Having lived in Myoko his entire life, Moriyuki-san started skiing as a three-year-old. He swears things have changed. “When I was a child, it seemed like there was a metre of snowfall every day during January,” he recalls. “The 2021/22 season was about two-thirds of what we used to get and a typical season these days is about half”.
It should be pointed out that there have been a few other Myokoites who claim the 2021/22 season to be the most snow they’ve ever seen. But whether winters past are being romanticised or not, Moriyuki-san points to the off-season as a firmer example of climate change. “We never needed air-conditioners when I was younger. We used fans a bit, but it feels a few degrees warmer now. A couple of degrees might only seem like a little, but it can have a large impact”.
“When I was a child, it seemed like there was a metre of snowfall every day during January”
Moriyuki-san recalls being a boy and having little to do but ski. Not that he was complaining. “Forty years ago, the snow clearers weren’t as good as they are now. There were a lot of days when they couldn’t come because there was too much snow. No cars or buses could get in or out. In fact, it happened so regularly that people only had to pay their car tax for half the year because there was no point in having a car during the other half. So, we just went skiing every day”.

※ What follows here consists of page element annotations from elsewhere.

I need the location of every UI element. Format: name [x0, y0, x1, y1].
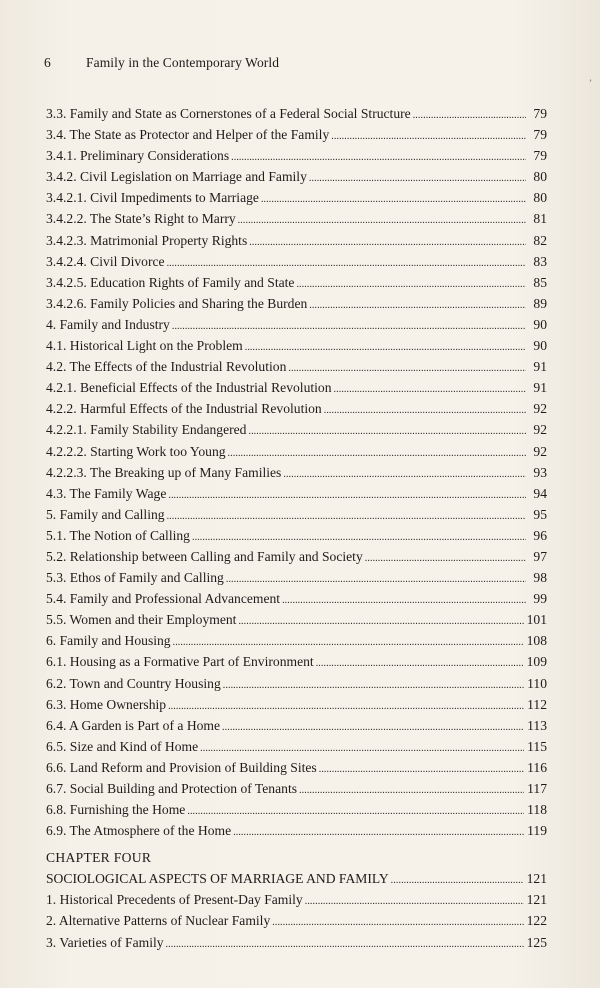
dot-leader: [324, 400, 526, 421]
chapter-heading: CHAPTER FOUR: [46, 850, 152, 866]
toc-entry: [46, 335, 547, 356]
toc-entry-page: 97: [533, 548, 547, 564]
dot-leader: [167, 506, 526, 527]
toc-entry: [46, 694, 547, 715]
toc-entry-page: 89: [533, 295, 547, 311]
dot-leader: [296, 274, 526, 295]
dot-leader: [166, 934, 524, 955]
toc-entry-page: 125: [526, 934, 547, 950]
toc-entry-page: 91: [533, 359, 547, 375]
toc-entry-page: 119: [527, 823, 547, 839]
toc-entry-title: 6.4. A Garden is Part of a Home: [46, 717, 221, 733]
toc-entry: [46, 462, 547, 483]
toc-entry-page: 121: [526, 892, 547, 908]
toc-entry: [46, 208, 547, 229]
toc-entry: [46, 419, 547, 440]
toc-entry-title: 4.2.2.3. The Breaking up of Many Families: [46, 464, 282, 480]
toc-entry: [46, 868, 547, 889]
toc-entry-page: 81: [533, 211, 547, 227]
dot-leader: [238, 611, 523, 632]
toc-entry: [46, 398, 547, 419]
dot-leader: [283, 464, 526, 485]
toc-entry-title: 3.4.2.5. Education Rights of Family and State: [46, 274, 295, 290]
toc-entry: [46, 546, 547, 567]
dot-leader: [173, 632, 524, 653]
toc-entry: [46, 525, 547, 546]
dot-leader: [238, 210, 526, 231]
toc-entry-title: 6. Family and Housing: [46, 633, 171, 649]
dot-leader: [222, 717, 524, 738]
toc-entry-title: 5.1. The Notion of Calling: [46, 527, 190, 543]
toc-entry-page: 82: [533, 232, 547, 248]
toc-entry: [46, 314, 547, 335]
toc-entry-page: 92: [533, 422, 547, 438]
dot-leader: [248, 421, 526, 442]
dot-leader: [192, 527, 526, 548]
page-number: 6: [44, 55, 51, 70]
dot-leader: [187, 801, 524, 822]
dot-leader: [249, 232, 526, 253]
toc-entry-title: 1. Historical Precedents of Present-Day Family: [46, 892, 303, 908]
toc-entry-title: 5. Family and Calling: [46, 506, 165, 522]
toc-entry: [46, 103, 547, 124]
dot-leader: [309, 295, 526, 316]
toc-entry-page: 96: [533, 527, 547, 543]
dot-leader: [331, 126, 526, 147]
toc-entry: [46, 609, 547, 630]
running-header: [44, 55, 279, 71]
toc-entry-page: 98: [533, 570, 547, 586]
toc-entry: [46, 715, 547, 736]
toc-entry-page: 99: [533, 591, 547, 607]
toc-entry-title: SOCIOLOGICAL ASPECTS OF MARRIAGE AND FAMILY: [46, 871, 389, 887]
toc-section-chapter-four: [46, 868, 547, 952]
toc-entry-title: 4.1. Historical Light on the Problem: [46, 338, 243, 354]
dot-leader: [391, 870, 524, 891]
toc-entry: [46, 736, 547, 757]
toc-entry: [46, 377, 547, 398]
toc-entry-title: 3.4.2.2. The State’s Right to Marry: [46, 211, 236, 227]
toc-entry: [46, 932, 547, 953]
toc-entry: [46, 588, 547, 609]
toc-entry-page: 79: [533, 106, 547, 121]
toc-entry-page: 80: [533, 190, 547, 206]
toc-entry: [46, 504, 547, 525]
toc-entry-page: 80: [533, 169, 547, 185]
toc-entry: [46, 799, 547, 820]
toc-entry-title: 6.6. Land Reform and Provision of Building Sites: [46, 759, 317, 775]
toc-entry-title: 4.2. The Effects of the Industrial Revolution: [46, 359, 287, 375]
dot-leader: [288, 358, 526, 379]
toc-entry: [46, 166, 547, 187]
toc-entry: [46, 145, 547, 166]
toc-entry-page: 79: [533, 148, 547, 164]
toc-entry-page: 90: [533, 338, 547, 354]
toc-entry-title: 3. Varieties of Family: [46, 934, 164, 950]
toc-entry-title: 3.3. Family and State as Cornerstones of a Federal Social Structure: [46, 106, 411, 121]
dot-leader: [233, 822, 524, 843]
toc-entry-page: 112: [527, 696, 547, 712]
toc-entry-title: 4.2.2.1. Family Stability Endangered: [46, 422, 247, 438]
dot-leader: [334, 379, 526, 400]
dot-leader: [167, 253, 526, 274]
dot-leader: [228, 443, 526, 464]
toc-entry-page: 109: [526, 654, 547, 670]
toc-entry-page: 92: [533, 401, 547, 417]
toc-entry: [46, 778, 547, 799]
toc-entry: [46, 673, 547, 694]
dot-leader: [299, 780, 524, 801]
toc-entry-title: 4. Family and Industry: [46, 316, 170, 332]
toc-entry-title: 2. Alternative Patterns of Nuclear Family: [46, 913, 271, 929]
corner-mark: ’: [589, 78, 592, 88]
toc-entry-page: 116: [527, 759, 547, 775]
toc-entry-title: 6.3. Home Ownership: [46, 696, 167, 712]
toc-entry: [46, 630, 547, 651]
toc-entry-title: 3.4.1. Preliminary Considerations: [46, 148, 230, 164]
toc-entry-page: 118: [527, 802, 547, 818]
running-title: Family in the Contemporary World: [86, 55, 280, 70]
toc-entry-title: 6.9. The Atmosphere of the Home: [46, 823, 232, 839]
toc-entry-page: 113: [527, 717, 547, 733]
dot-leader: [365, 548, 526, 569]
toc-entry: [46, 441, 547, 462]
toc-entry-title: 3.4.2. Civil Legislation on Marriage and Family: [46, 169, 307, 185]
dot-leader: [261, 189, 526, 210]
toc-entry-title: 4.3. The Family Wage: [46, 485, 167, 501]
toc-entry: [46, 251, 547, 272]
toc-entry-title: 5.5. Women and their Employment: [46, 612, 237, 628]
dot-leader: [223, 675, 524, 696]
toc-entry-title: 4.2.1. Beneficial Effects of the Industrial Revolution: [46, 380, 332, 396]
toc-entry: [46, 483, 547, 504]
toc-entry-title: 3.4.2.6. Family Policies and Sharing the Burden: [46, 295, 308, 311]
dot-leader: [231, 147, 526, 168]
toc-entry: [46, 293, 547, 314]
toc-entry-page: 92: [533, 443, 547, 459]
toc-entry-title: 5.2. Relationship between Calling and Family and Society: [46, 548, 363, 564]
dot-leader: [305, 891, 524, 912]
toc-entry-title: 4.2.2.2. Starting Work too Young: [46, 443, 226, 459]
toc-entry-title: 4.2.2. Harmful Effects of the Industrial Revolution: [46, 401, 322, 417]
table-of-contents: [46, 103, 547, 953]
dot-leader: [316, 653, 524, 674]
toc-entry-page: 115: [527, 738, 547, 754]
dot-leader: [319, 759, 524, 780]
toc-entry-title: 6.5. Size and Kind of Home: [46, 738, 199, 754]
toc-entry: [46, 910, 547, 931]
toc-entry-page: 93: [533, 464, 547, 480]
toc-entry-title: 5.3. Ethos of Family and Calling: [46, 570, 224, 586]
toc-entry-title: 6.7. Social Building and Protection of Tenants: [46, 781, 298, 796]
toc-entry-page: 117: [527, 781, 547, 796]
toc-entry-page: 79: [533, 127, 547, 143]
toc-entry: [46, 272, 547, 293]
toc-entry-page: 121: [526, 871, 547, 887]
toc-entry-title: 6.2. Town and Country Housing: [46, 675, 221, 691]
toc-entry: [46, 820, 547, 841]
toc-entry-page: 83: [533, 253, 547, 269]
toc-entry-page: 94: [533, 485, 547, 501]
dot-leader: [413, 105, 526, 126]
toc-entry-page: 90: [533, 316, 547, 332]
toc-entry-page: 85: [533, 274, 547, 290]
toc-entry-title: 6.1. Housing as a Formative Part of Environment: [46, 654, 314, 670]
toc-entry: [46, 124, 547, 145]
toc-entry-page: 101: [526, 612, 547, 628]
toc-entry-page: 108: [526, 633, 547, 649]
dot-leader: [226, 569, 526, 590]
toc-section-chapter-three: [46, 103, 547, 841]
toc-entry: [46, 651, 547, 672]
toc-entry: [46, 356, 547, 377]
toc-entry-title: 6.8. Furnishing the Home: [46, 802, 186, 818]
toc-entry-title: 3.4.2.3. Matrimonial Property Rights: [46, 232, 248, 248]
toc-entry-page: 110: [527, 675, 547, 691]
dot-leader: [245, 337, 526, 358]
toc-entry-page: 91: [533, 380, 547, 396]
dot-leader: [282, 590, 526, 611]
dot-leader: [168, 485, 526, 506]
toc-entry-title: 5.4. Family and Professional Advancement: [46, 591, 281, 607]
dot-leader: [200, 738, 524, 759]
dot-leader: [272, 912, 523, 933]
toc-entry: [46, 757, 547, 778]
toc-entry-title: 3.4.2.4. Civil Divorce: [46, 253, 165, 269]
toc-entry: [46, 230, 547, 251]
toc-entry-page: 95: [533, 506, 547, 522]
dot-leader: [168, 696, 524, 717]
dot-leader: [309, 168, 526, 189]
toc-entry-title: 3.4.2.1. Civil Impediments to Marriage: [46, 190, 259, 206]
toc-entry: [46, 889, 547, 910]
dot-leader: [172, 316, 526, 337]
toc-entry-title: 3.4. The State as Protector and Helper of the Family: [46, 127, 330, 143]
toc-entry: [46, 567, 547, 588]
toc-entry-page: 122: [526, 913, 547, 929]
toc-entry: [46, 187, 547, 208]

Over the course of four decades, a bloke gets to know a mountain pretty well. The forty-seven-year-old has a few favourite spots, citing the tree run at the top of Akakura Kanko as great bang-for-buck when stacking fun next to ease of lift access. Moriyuki-san is also a big fan of Lotte Arai in general and reckons it’s the most similar terrain to European resorts that Myoko has to offer.
Suginohara and Akakura Kanko both have great access to side and backcountry, he says, noting that foreigners who come to visit are far more interested in venturing off-piste than Japanese people seem to be.
Interestingly, he offers the observation that it’s among foreigners that Myoko’s reputation continues to grow. “These days, I think foreigners know more about Myoko than Japanese people do. Having said that, Myoko still feels more local than other areas with growing foreign investment. Places like Niseko, Hakuba and Nozawa,” he says.
“I think Myoko is now becoming more popular because we get so much snow”. At the new Myoko Kogen Visitor Centre near Imori Pond, information on yearly snowfall elaborates on Moriyuki-san’s understated point, informing that Myoko is “one of the snowiest places on Earth” receiving an average of 14 metres per winter (much more during season 21/22).
Ahead of another predicted La Niña 22/23 season, his advice for foreigners coming to Myoko? “Bring a snorkel”.